Такого Оэлун не ожидала, вспыхнула:
– Ты врешь, что он тебе ничего не говорил! Врешь, маленький и зловредный хорек!
– Что ты сказала? Что ты сказала? – Даритай-отчигин побелел, его глаза-щелки открылись, и Оэлун впервые разглядела, что они серые с зеленью, как у Есугея.
– Я тебе еще и не то скажу!
– А это видела? – Даритай-отчигин поднял плеть. – Я тебя сейчас научу почтительности! Ты у меня навек запомнишь!..
Оэлун выхватила из очага горящую головню, пошла навстречу ему.
– Уходи отсюда, пока не выжгла твои белые глаза!
Даритай-отчигин попятился, задом вывалился из юрты, Оэлун вслед ему бросила головню.
Немного погодя пришла Хоахчин. Она все слышала, видела позорно отступающего Даритай-отчигина, ее распирало от смеха, она пыталась сдержаться, но это ей не удалось. Зажала рот руками, перегнулась пополам, затряслась, всхлипывая.

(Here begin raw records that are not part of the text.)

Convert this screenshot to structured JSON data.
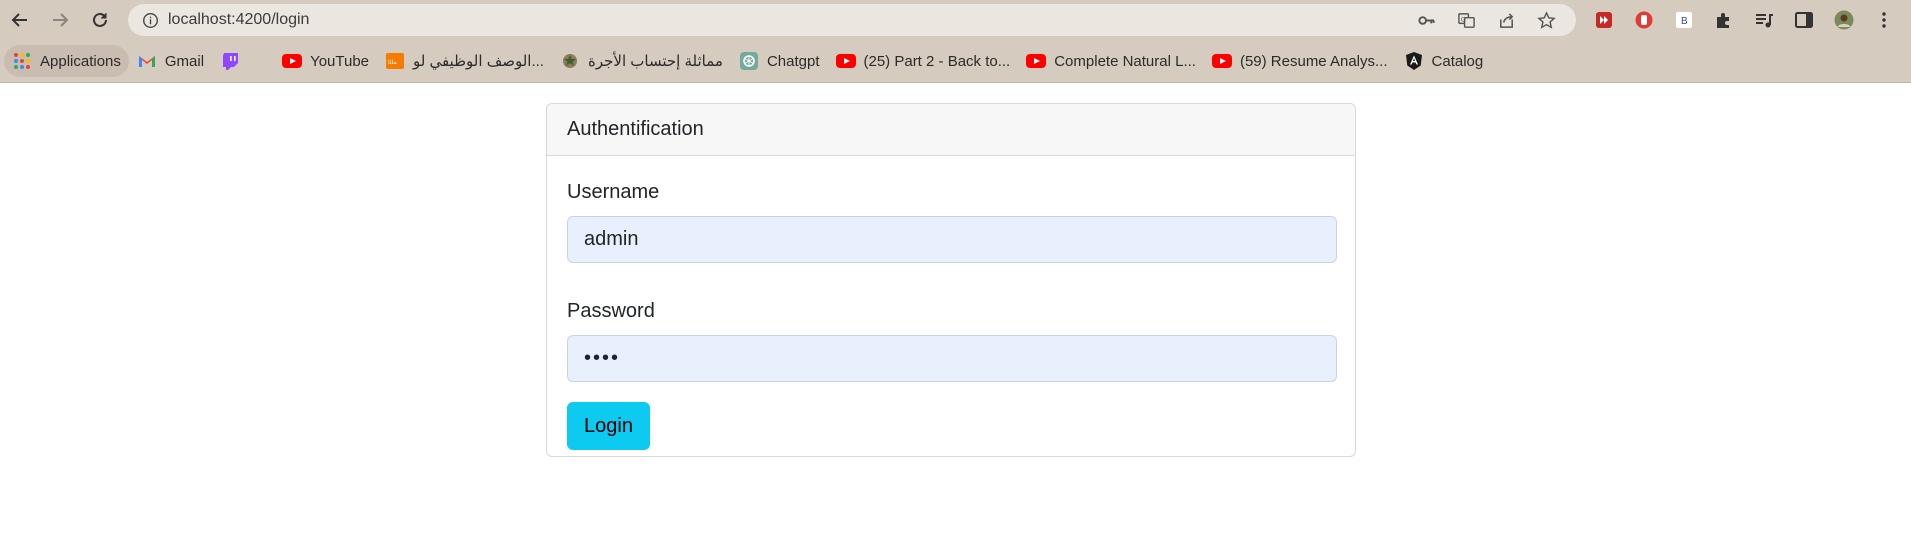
{
  "browser": {
    "url": "localhost:4200/login",
    "bookmarks": [
      {
        "label": "Applications",
        "icon": "apps-grid-icon"
      },
      {
        "label": "Gmail",
        "icon": "gmail-icon"
      },
      {
        "label": "",
        "icon": "twitch-icon"
      },
      {
        "label": "YouTube",
        "icon": "youtube-icon"
      },
      {
        "label": "الوصف الوظيفي لو...",
        "icon": "site-logo-icon"
      },
      {
        "label": "مماثلة إحتساب الأجرة",
        "icon": "emblem-icon"
      },
      {
        "label": "Chatgpt",
        "icon": "chatgpt-icon"
      },
      {
        "label": "(25) Part 2 - Back to...",
        "icon": "youtube-icon"
      },
      {
        "label": "Complete Natural L...",
        "icon": "youtube-icon"
      },
      {
        "label": "(59) Resume Analys...",
        "icon": "youtube-icon"
      },
      {
        "label": "Catalog",
        "icon": "angular-icon"
      }
    ]
  },
  "login": {
    "header": "Authentification",
    "username_label": "Username",
    "username_value": "admin",
    "password_label": "Password",
    "password_value": "••••",
    "submit_label": "Login"
  },
  "colors": {
    "chrome": "#d6cbbf",
    "input_bg": "#e8f0fe",
    "button": "#0dcaf0"
  }
}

Оэлун какое-то время смотрела на нее сердито, потом тоже засмеялась. Впервые за все время, как попала сюда, ей стало весело, вспышка гнева свежим ветром омыла душу.
Перестав смеяться, Хоахчин быстрым испуганным шепотом спросила:
– Что теперь будет? Ой-ё, пропала твоя голова!
– Ничего со мной не будет! Не боюсь я их.
Хоахчин с восхищением смотрела на нее, качала головой.
– Красивая фуджин, о-о, какая красивая! Я так тебя люблю! – И тут же улыбнулась. – А он-то, он-то… Задом, задом… Ой-ё! Ой-ё!
И снова покатилась со смеху.
В дверь просунулась недоумевающая рожица Хо.
– Иди отсюда! – прогнала его Хоахчин.
Оэлун поправила в очаге дрова, присела перед огнем. У нее на родине дров нет, там жгут сухой навоз – аргал. Он горит ровным, спокойным пламенем. Огонь в очаге не буйствует, как здесь. Все здесь иное, даже огонь.
– Хоахчин, если я выберусь отсюда, ты поедешь со мной?
– Нет, фуджин, тебе не выбраться отсюда, – вздохнула Хоахчин. – Я бы поехала…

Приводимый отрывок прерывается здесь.